Wednesday, November 17, 2010

Oryoki, Oy!

Yesterday, during his morning talk, the Acharya mentioned that if you want to look at your previous lives (given one does indeed believe in re-incarnation) look at your body. So far pretty good. Everything, though creaky at times, works. After two weeks of morning Qi Gong, I find I am nearly able to fold into "Frog in Repose."

Then he said, "If you want to know about your future, look at your mind."

Uh oh.

One of the forms that is practiced during dathun is oryoki, a way to synchronize mind and body through an awareness of eating by following a strict order of precise movements. Oryoki is an opportunity to give and to receive, to serve and be served. There is a head server and a team; tasks are assigned in chalk on three blackboards with nearly as many arrows to designate movement as an NFL head coach's play book. Food is presented respectfully and received with boundless appreciation. The umdze (timekeeper) presides from the front of the room and orchestrates with the aid of a gong and timely smacks on a wooden gandi. It is a beautiful display, a soundless ballet, accompanied by voices chanting in harmony. Or can be.

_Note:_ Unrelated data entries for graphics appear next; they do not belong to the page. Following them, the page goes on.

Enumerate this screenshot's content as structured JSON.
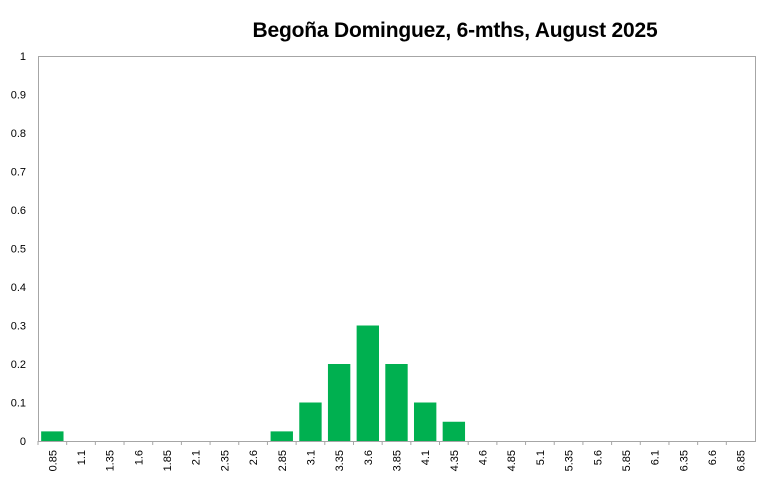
{
  "chart_data": {
    "type": "bar",
    "title": "Begoña Dominguez, 6-mths, August 2025",
    "xlabel": "",
    "ylabel": "",
    "ylim": [
      0,
      1
    ],
    "yticks": [
      "0",
      "0.1",
      "0.2",
      "0.3",
      "0.4",
      "0.5",
      "0.6",
      "0.7",
      "0.8",
      "0.9",
      "1"
    ],
    "categories": [
      "0.85",
      "1.1",
      "1.35",
      "1.6",
      "1.85",
      "2.1",
      "2.35",
      "2.6",
      "2.85",
      "3.1",
      "3.35",
      "3.6",
      "3.85",
      "4.1",
      "4.35",
      "4.6",
      "4.85",
      "5.1",
      "5.35",
      "5.6",
      "5.85",
      "6.1",
      "6.35",
      "6.6",
      "6.85"
    ],
    "values": [
      0.025,
      0,
      0,
      0,
      0,
      0,
      0,
      0,
      0.025,
      0.1,
      0.2,
      0.3,
      0.2,
      0.1,
      0.05,
      0,
      0,
      0,
      0,
      0,
      0,
      0,
      0,
      0,
      0
    ],
    "grid": false,
    "legend": "none",
    "bar_color": "#00B050",
    "axis_color": "#a6a6a6"
  }
}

I am assigned to Team B, position #1, which means entering the shrine room on cue with a heavy soup pot raised above my head, containing rice, soup, pasta, a veggie or meat stew, or scrambled eggs, etc., while positions #2 and #3 follow behind with their raised soup pots. (Also called bowls.) We pause at the shrine and excute a bow in unison, then I peel off, do an about face, walk three steps to the umdze, bow, place the bowl on the floor and extend my flat palm. The umdze places his bowl on my palm with two fingers and as I fill it he lets me know with a hand signal when he has received enough. Flat palm lifted means thank you, that's enough; a pinch of thumb and forefinger indicates a bit more, a closed pinch means no, thank you. Then I rise gracefully, lift the bowl above my head, bow again, and proceed to Quadrant 1. A server bows to each quadrant in each aisle, both before and after serving one bowl. Team A, meanwhile, serves other bowls; there is either a 2-bowl (breakfast and dinner) meal, or a 3-bowl meal at lunch.

Aisles are divided according to meat-eaters and non meat-eaters; there are quadrants in the vegetarian aisle for gluten-free people; vegans have their own quadrant. Occasionally, there might be 2 meat-eaters who are gluten-free at the end of the non-meat eater aisle. It can get dicey.

Servers deliver rolled washcloths on small plates for cleaning the small wooden tables upon which those eating have placed their oryoki sets; bring and remove condiments, return with seconds, run noiselessly to and from the kitchen, maneuver trolleys laden with food, pour water.

A blackboard, placed by the shrine room door for easy reference might read in part, like this:
A. washcloths
B. condiments
A. bowl 2
B. bowl 3
A. move condiments
B. seconds bowl 2
A. seconds bowl 3 - get water

Another blackboard gives helpful reminders:
washcloths - bow to first two members of a quadrant only
condiments - no bow, place on floor
keep offering bowl to higher being above eye level, don't look in bowl
offering bowl to lower beings is kept at waist height, avert eyes

If one is smart, one refers to the blackboards whenever one is not on the move; one also asks members of both Teams A & B for frequent reminders: Bow? Don't bow? Enter before the smack on the gandi or at the chanted word svasti?

At first, one is hyper-vigilant, but silent perfection is an aspiration that can never be achieved. The more one relaxes during dathun, the spa--c-ie-r one tends to get. The minute one carelessly thinks I got this, yeah yeah, bow, don't bow, no problem, disaster strikes.

For example, one forgets to bow, one drops the serving spoon on the floor, which necessitates an emergency hand-off of a clean serving spoon, one confuses which bowl holds gluten-free bread and has to be corrected; one mis-counts (having asked 7 times for clarification) the number of condiment bowls containing maple syup and has to race back to the kitchen for more; one goes to the kitchen for water, and misses one's turn serving seconds; or, sadly, when one is bowing to the umdze, who this unlucky day happens to be the Acharya himelf, one farts.

I'm fairly certain that in this server's next life, senmos and gyalgongs await, not to mention all manner of  malicious maras.